The Leighton tube of the present invention comprises a tube and a cover slip. The tube has a neck and a chamber, the chamber being toward the closed end of the tube. The neck has a dam formed in it, which is in a blocking position with respect to a flat portion extending longitudinally from the closed end of the chamber. Being of a complicated shape, this tube cannon be made in one piece by an injection molding process because the molds could not be removed from the chamber region after formation. This problem is overcome by making the tube in two pieces. The neck piece, in which the dam is located, can be formed by injection molding material such as polystyrene around two interior molds that can be extracted from either end of the neck piece after formation. The chamber piece only requires but one internal mold and is molded out of the same polystyrene material. After the two pieces are molded, they are welded together to form the complete tube.
Also molded into the closed end of the tube is a guide rib which is located centrally in the upper portion of the closed end and is adapted to guide the cover slip into proper position as it is inserted and to hold the cover slip in place and to prevent it from floating when liquid media is in the tube. The relative ease with which the parts of the tube may be injection molded, with the dam and the ribs located therein, is indicative of the possible savings associated with the cost of manufacture of these tubes as compared with that of conventional glass Leighton tubes.

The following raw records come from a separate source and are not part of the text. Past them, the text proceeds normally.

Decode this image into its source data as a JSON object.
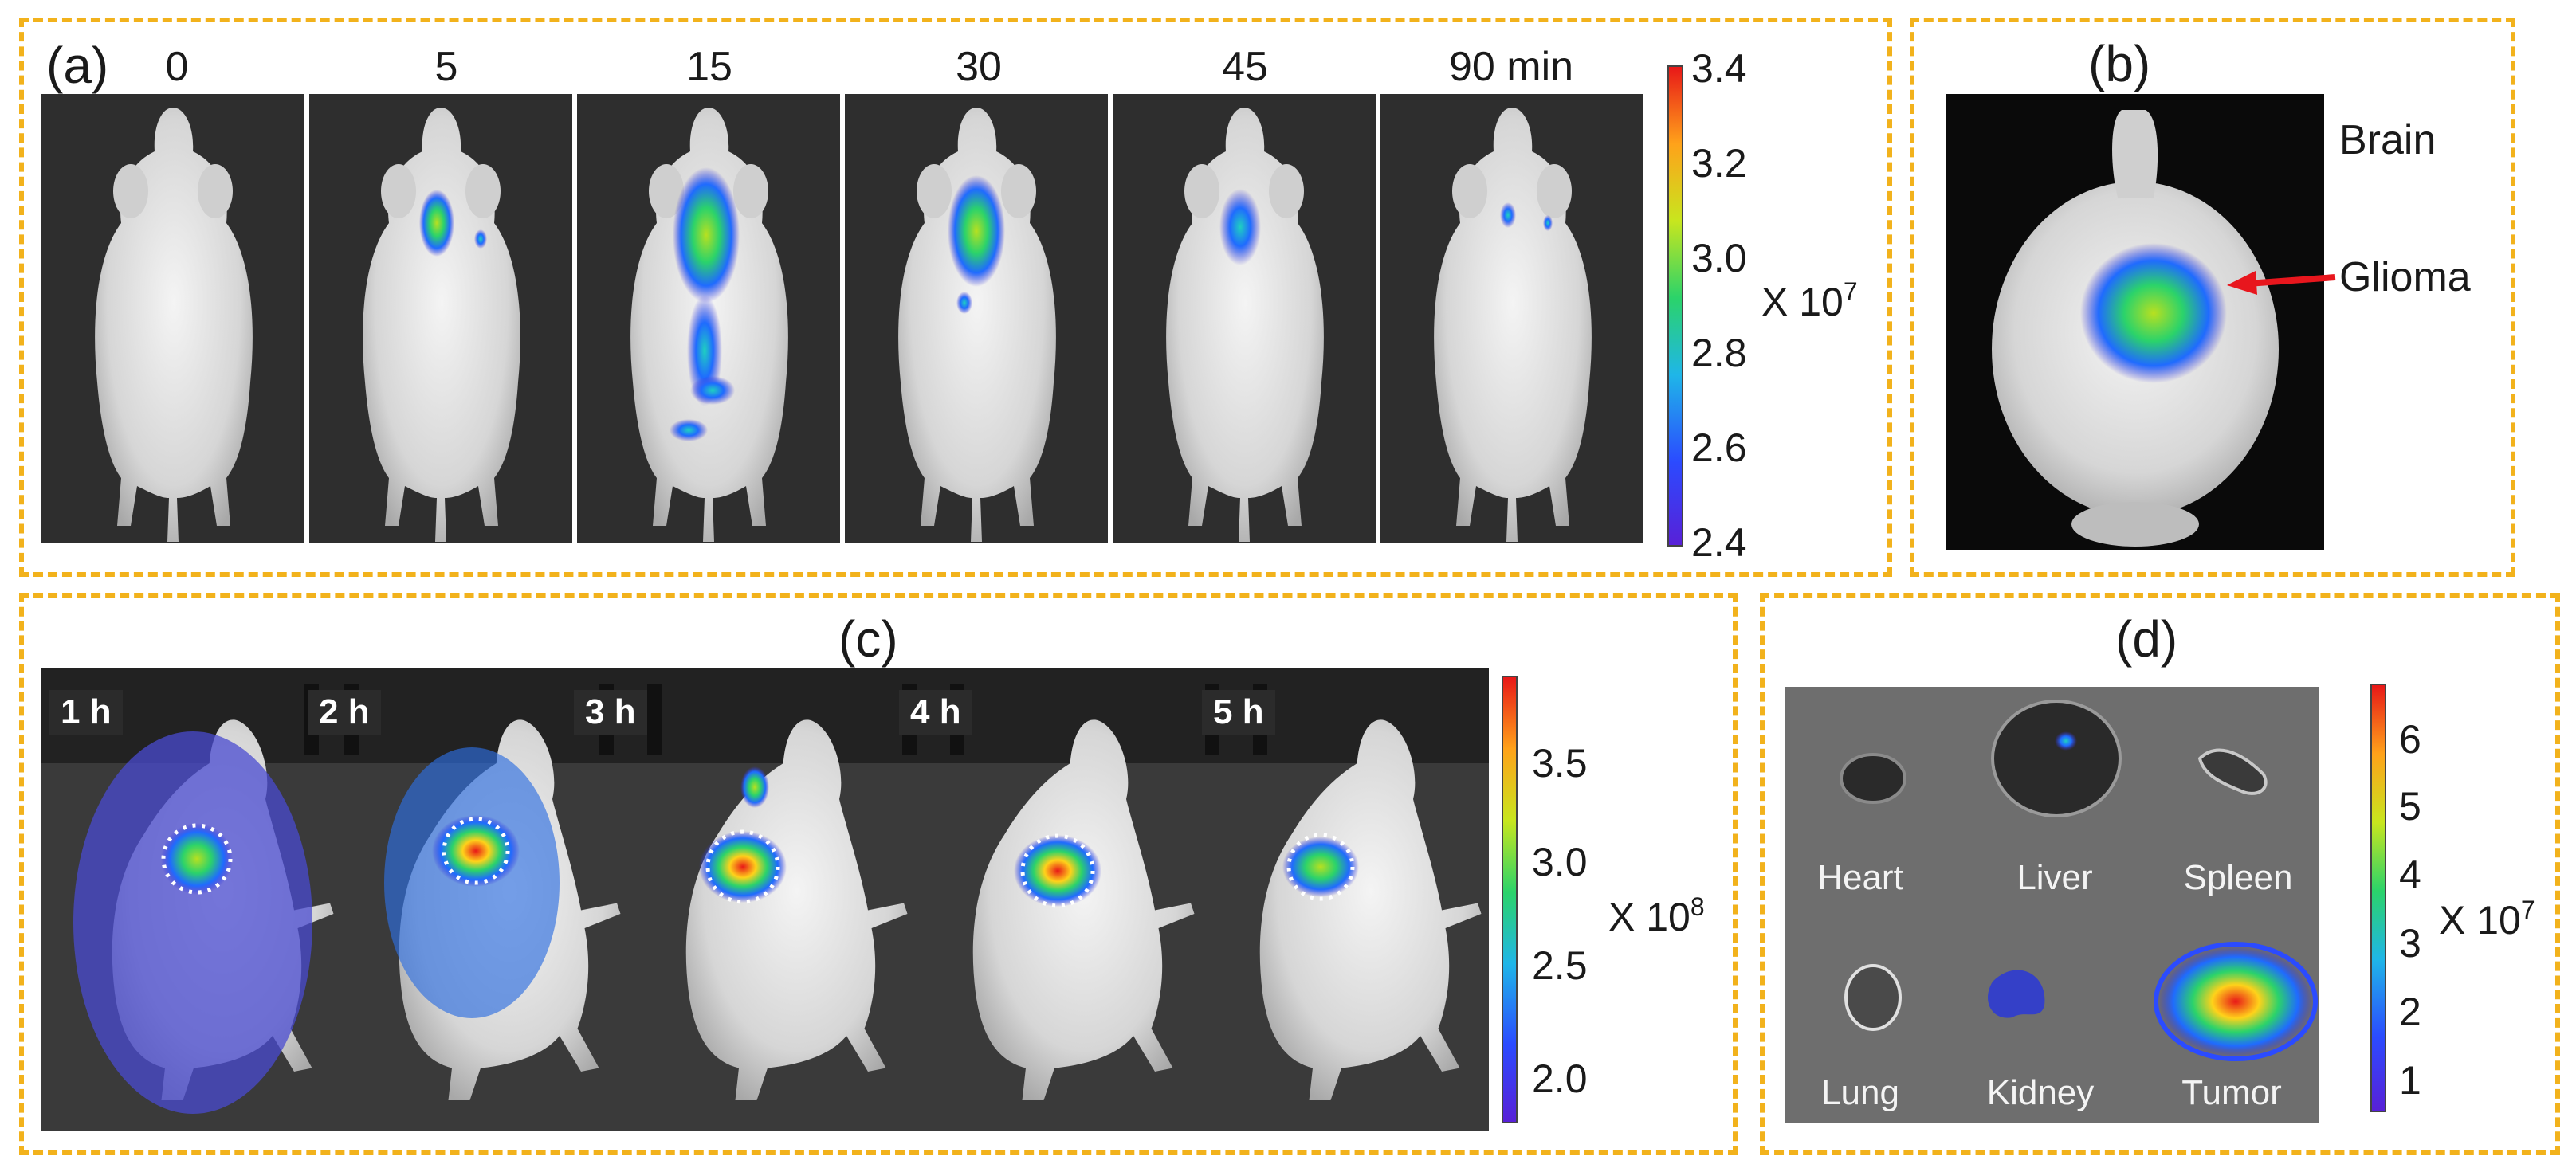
{
  "panel_a": {
    "label": "(a)",
    "times": [
      "0",
      "5",
      "15",
      "30",
      "45",
      "90 min"
    ],
    "colorbar": {
      "ticks": [
        "3.4",
        "3.2",
        "3.0",
        "2.8",
        "2.6",
        "2.4"
      ],
      "unit_base": "X 10",
      "unit_exp": "7"
    }
  },
  "panel_b": {
    "label": "(b)",
    "brain": "Brain",
    "glioma": "Glioma"
  },
  "panel_c": {
    "label": "(c)",
    "times": [
      "1 h",
      "2 h",
      "3 h",
      "4 h",
      "5 h"
    ],
    "colorbar": {
      "ticks": [
        "3.5",
        "3.0",
        "2.5",
        "2.0"
      ],
      "unit_base": "X 10",
      "unit_exp": "8"
    }
  },
  "panel_d": {
    "label": "(d)",
    "organs": [
      "Heart",
      "Liver",
      "Spleen",
      "Lung",
      "Kidney",
      "Tumor"
    ],
    "colorbar": {
      "ticks": [
        "6",
        "5",
        "4",
        "3",
        "2",
        "1"
      ],
      "unit_base": "X 10",
      "unit_exp": "7"
    }
  },
  "colors": {
    "border": "#f2b21c",
    "arrow": "#e8161d"
  }
}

The cover slip is also molded from a plastic material. It is desirable that the material out of which this cover slip is made be both transparent and unaffected by most chemical solvents. The requirement of transparency arises out of the need for detailed inspection of the cultures grown on the cover slip. The desirability of the relative chemical inertness is a consequence of the needs of users who wish to do experiments and tests on the material on the cover slip. Because the tests and experiments often involve the use of organic solvents which can eat away many plastic materials, the material should be chemically inert. A material having both the desired qualities and which can be used in the molding of the cover slip is called TPX.
The cover slip though formed in one piece has three distinct parts. The culture segment which is flat, a handle and a connecting segment which joins the culture segement and the handle. The culture segment has dimensions such that it may lie flat upon the flat portion of the wall of the chamber with its distal end located underneath the guide rib formed in the closed end of the tube. The connecting segment rises from the culture segment and connects to the handle which lies substantially in a plane parallel to that in which the culture segment lies and is of a height above the culture segment such that when the cover slip is located in its growth position within the tube, the handle clears the dam located in the neck of the tube. The connecting segment rises at an angle that is steeper than the angle the dam makes with the flat portion of the tube, so that when the cover slip is in position the connecting segment and the dam have a wedged shaped gap between them. This gap prevents the liquid from rising in the space between the connecting segment and the dam by capillary action.
The handle is of length such that it does not protrude from the open end of the tube when the cover slip is in its growth position and therefore it does not prevent the cap from being screwed onto the tube. The handle is serrated and further because the handle is not in contact with the walls of the tube when the slip is in place, the handle may be grasped easily and securely, by tweezers, for easy manipulation. To strengthen the handle, ribs are formed along its sides.
Also molded into the neck of the tube is a spacer rib which is located centrally on the chamber side of the dam. This spacer rib maintains a separation between the dam and the cover slip connecting segment, which prevents the undersirable capillary action. The spacer rib also is angled and located so that it acts cooperatively with the guide rib to guide the cover slip into position and hold it in place.